O'Dwyer's lovely performance is matched by that of the seven children in Agnes' brood -- notably Niall O'Shea as her eldest and Ciaran Owens as the soulful troublemaker of the lot, snared by the same evil loan shark who hooked his mom. Owens is an astonishing juvenile actor, who played the middle Frank (of three) so brilliantly in "Angela's Ashes." He and his siblings get together to buy Mom a beautiful dress for her fateful dinner-date with French baker Pierre (Arno Chevrier) late in the film.

What Agnes and Angela have in common is the horrible Irish economic crunch: Money, money, money -- the lack of it -- rules their lives. What they don't have in common is the unlikely deus ex machina who comes to Agnes' rescue just in time to turn tragedy into romantic fairy tale.

A tough exterior belies the soft interior of "Agnes Browne," in contrast to Huston's first directorial effort, "Bastard Out of Carolina" (1996), a controversial Emmy-nominated drama about a young girl's domestic abuse.
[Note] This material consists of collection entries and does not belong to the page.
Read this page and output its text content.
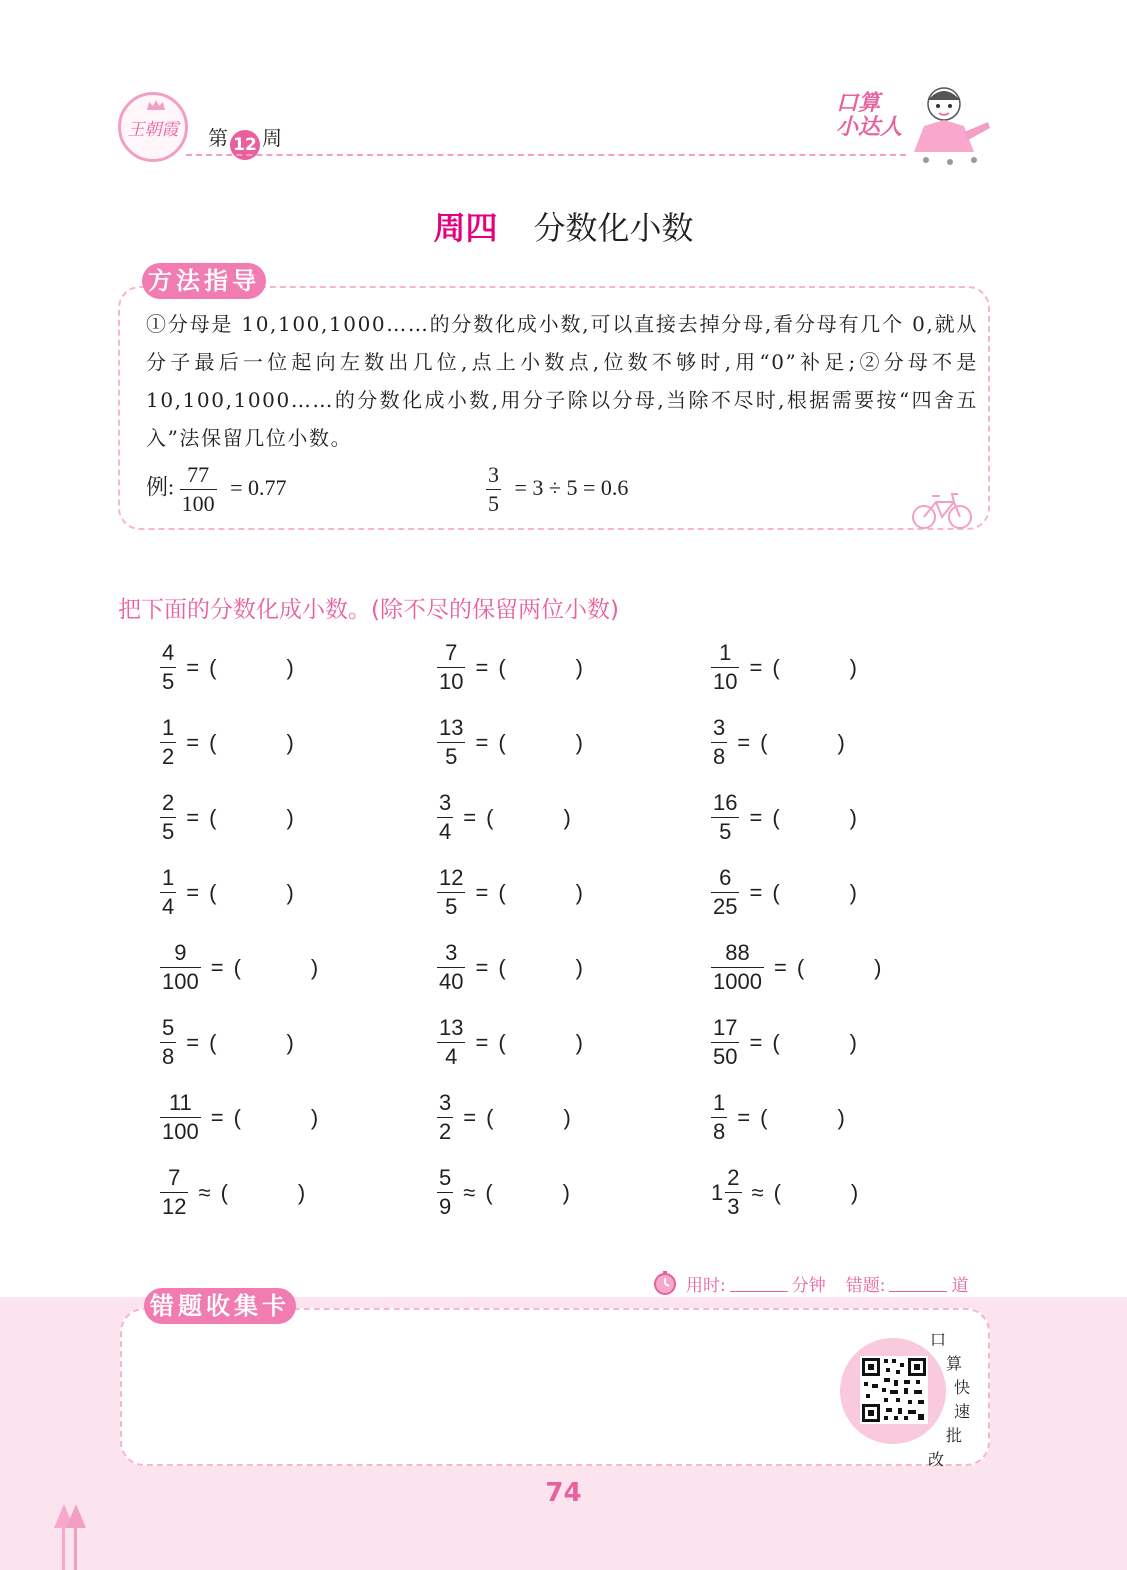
王朝霞	第 12 周
口算
小达人
周四 分数化小数
方法指导
①分母是 10,100,1000……的分数化成小数,可以直接去掉分母,看分母有几个 0,就从分子最后一位起向左数出几位,点上小数点,位数不够时,用“0”补足;②分母不是 10,100,1000……的分数化成小数,用分子除以分母,当除不尽时,根据需要按“四舍五入”法保留几位小数。
例: $\frac{77}{100} = 0.77$	$\frac{3}{5} = 3 \div 5 = 0.6$
把下面的分数化成小数。(除不尽的保留两位小数)
$\frac{4}{5}$ = (	)	$\frac{7}{10}$ = (	)	$\frac{1}{10}$ = (	)
$\frac{1}{2}$ = (	)	$\frac{13}{5}$ = (	)	$\frac{3}{8}$ = (	)
$\frac{2}{5}$ = (	)	$\frac{3}{4}$ = (	)	$\frac{16}{5}$ = (	)
$\frac{1}{4}$ = (	)	$\frac{12}{5}$ = (	)	$\frac{6}{25}$ = (	)
$\frac{9}{100}$ = (	)	$\frac{3}{40}$ = (	)	$\frac{88}{1000}$ = (	)
$\frac{5}{8}$ = (	)	$\frac{13}{4}$ = (	)	$\frac{17}{50}$ = (	)
$\frac{11}{100}$ = (	)	$\frac{3}{2}$ = (	)	$\frac{1}{8}$ = (	)
$\frac{7}{12}$ ≈ (	)	$\frac{5}{9}$ ≈ (	)	$1 \frac{2}{3}$ ≈ (	)
用时:	分钟 错题:	道
错题收集卡
口
算
快
速
批
改
74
That's why we love Anjelica Huston -- for her unpredictability.

I still marvel over the bizarre role she played in a bizarre Vincent Gallo film, "Buffalo 66," two years ago: Like "Agnes Browne," it wasn't destined for big commercial success. The theatrical runs of such films are over in the blink of an eye. Soon enough, you can only catch them at your video store -- which is what I advise you to do with "Buffalo" and (if you miss her at the Denis) with "Agnes Browne."